The Latest | Germany will resume working with UN relief agency for Palestinians after a review

Apr 24, 2024, 12:12 AM | Updated: 2:50 pm

Germany said Wednesday that it plans to follow several other countries in resuming cooperation with the U.N. relief agency for Palestinians in Gaza after the publication of an independent review of its neutrality.

The head of the Arab League hailed the report, saying it showed that Israel’s allegations were baseless and part of a “systematic campaign” meant to end the mandate of the agency.

The Israeli Foreign Ministry called Germany’s decision “regrettable and disappointing.” Israel says that hundreds of UNRWA workers are members of Palestinian militant groups, and claims the report understated the problem.

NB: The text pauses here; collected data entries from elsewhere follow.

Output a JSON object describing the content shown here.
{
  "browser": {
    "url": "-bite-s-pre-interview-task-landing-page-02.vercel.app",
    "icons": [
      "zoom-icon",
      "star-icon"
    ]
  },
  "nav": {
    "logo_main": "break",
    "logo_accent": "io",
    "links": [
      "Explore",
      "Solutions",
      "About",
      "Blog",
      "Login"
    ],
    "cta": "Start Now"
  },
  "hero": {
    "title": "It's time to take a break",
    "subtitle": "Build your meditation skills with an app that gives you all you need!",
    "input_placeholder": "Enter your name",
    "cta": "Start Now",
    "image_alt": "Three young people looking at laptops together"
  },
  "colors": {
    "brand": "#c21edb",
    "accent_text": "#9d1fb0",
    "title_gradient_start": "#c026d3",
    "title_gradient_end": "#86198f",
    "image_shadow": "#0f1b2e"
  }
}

Its allegations led to the suspension of contributions to UNRWA by the United States and more than a dozen other countries.

Also Wednesday, the Israeli military said it is redeploying two reserve brigades from its northern border to Gaza for “defensive and tactical missions,” as it prepares for an offensive in Rafah, which Israel describes as Hamas’ last stronghold in the territory.

More than half of the territory’s population of 2.3 million have sought refuge in Rafah.

U.S. President Joe Biden signed into law on Wednesday a $95 billion war aid measure that includes around $9 billion in humanitarian assistance for Gaza, which experts say is on the brink of famine, as well as billions for Israel.

The Israel-Hamas war was sparked by the unprecedented Oct. 7 raid into southern Israel in which militants killed around 1,200 people, mostly civilians, and abducted around 250 hostages. Israel says the militants are still holding around 100 hostages and the remains of more than 30 others.

The war has killed more than 34,000 Palestinians, according to local health officials, around two-thirds of them children and women.


— A blast near a ship off Yemen may mark a new attack by Houthi rebels after a recent lull

— Hamas releases video showing well-known Israeli-American hostage

— Biden signs a $95 billion war aid measure with assistance for Ukraine, Israel and Taiwan

— Police tangle with students in Texas and California as wave of campus protest against Gaza war grows

— Nepal asks visiting Qatari emir to help free Nepali student held hostage by Hamas

Here is the latest:


JERUSALEM — Israeli Prime Minister Benjamin Netanyahu has lashed out at pro-Palestinian demonstrations on American college campuses, calling them antisemitic and comparing them to the lead-up to the Holocaust.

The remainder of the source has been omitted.